IKOL: Inverse kinematics optimization layer for 3D human pose and shape estimation via Gauss-Newton differentiation

This paper presents an inverse kinematic optimization layer (IKOL) for 3D human pose and shape estimation that leverages the strength of both optimization- and regression-based methods within an end-to-end framework. IKOL involves a nonconvex optimization that establishes an implicit mapping from an image's 3D keypoints and body shapes to the relative body-part rotations. The 3D keypoints and the body shapes are the inputs and the relative body-part rotations are the solutions. However, this procedure is implicit and hard to make differentiable. So, to overcome this issue, we designed a Gauss-Newton differentiation (GN-Diff) procedure to differentiate IKOL. GN-Diff iteratively linearizes the nonconvex objective function to obtain Gauss-Newton directions with closed form solutions.
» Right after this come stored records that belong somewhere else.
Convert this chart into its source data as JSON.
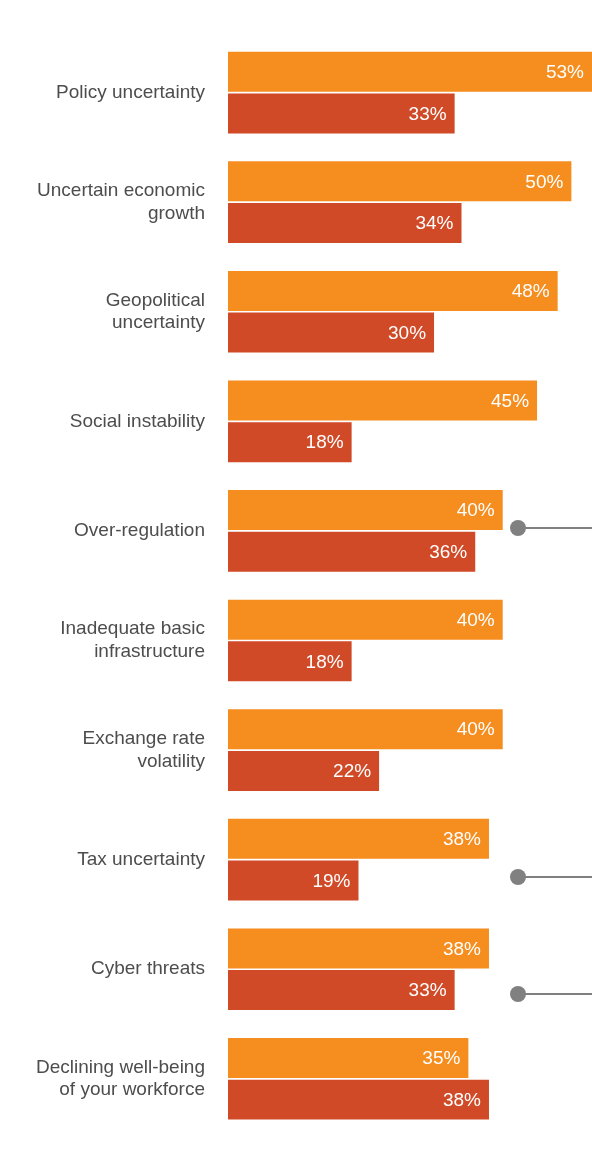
{
  "chart_data": {
    "type": "bar",
    "orientation": "horizontal",
    "categories": [
      "Policy uncertainty",
      "Uncertain economic growth",
      "Geopolitical uncertainty",
      "Social instability",
      "Over-regulation",
      "Inadequate basic infrastructure",
      "Exchange rate volatility",
      "Tax uncertainty",
      "Cyber threats",
      "Declining well-being of your workforce"
    ],
    "series": [
      {
        "color": "#f58d1f",
        "values": [
          53,
          50,
          48,
          45,
          40,
          40,
          40,
          38,
          38,
          35
        ],
        "value_labels": [
          "53%",
          "50%",
          "48%",
          "45%",
          "40%",
          "40%",
          "40%",
          "38%",
          "38%",
          "35%"
        ]
      },
      {
        "color": "#d04a27",
        "values": [
          33,
          34,
          30,
          18,
          36,
          18,
          22,
          19,
          33,
          38
        ],
        "value_labels": [
          "33%",
          "34%",
          "30%",
          "18%",
          "36%",
          "18%",
          "22%",
          "19%",
          "33%",
          "38%"
        ]
      }
    ]
  }
}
Then, an automatic differentiation procedure is directly applied to generate a Jacobian matrix for end-to-end training. Notably, the GN-Diff procedure works fast because it does not rely on a time-consuming implicit differentiation procedure. The twist rotation and shape parameters are learned from the neural networks and, as a result, IKOL has a much lower computational overhead than most existing optimization-based methods. Additionally, compared to existing regression-based methods, IKOL provides a more accurate mesh-image correspondence. This is because it iteratively reduces the distance between the keypoints and also enhances the reliability of the pose structures. Extensive experiments demonstrate the superiority of our proposed framework over a wide range of 3D human pose and shape estimation methods.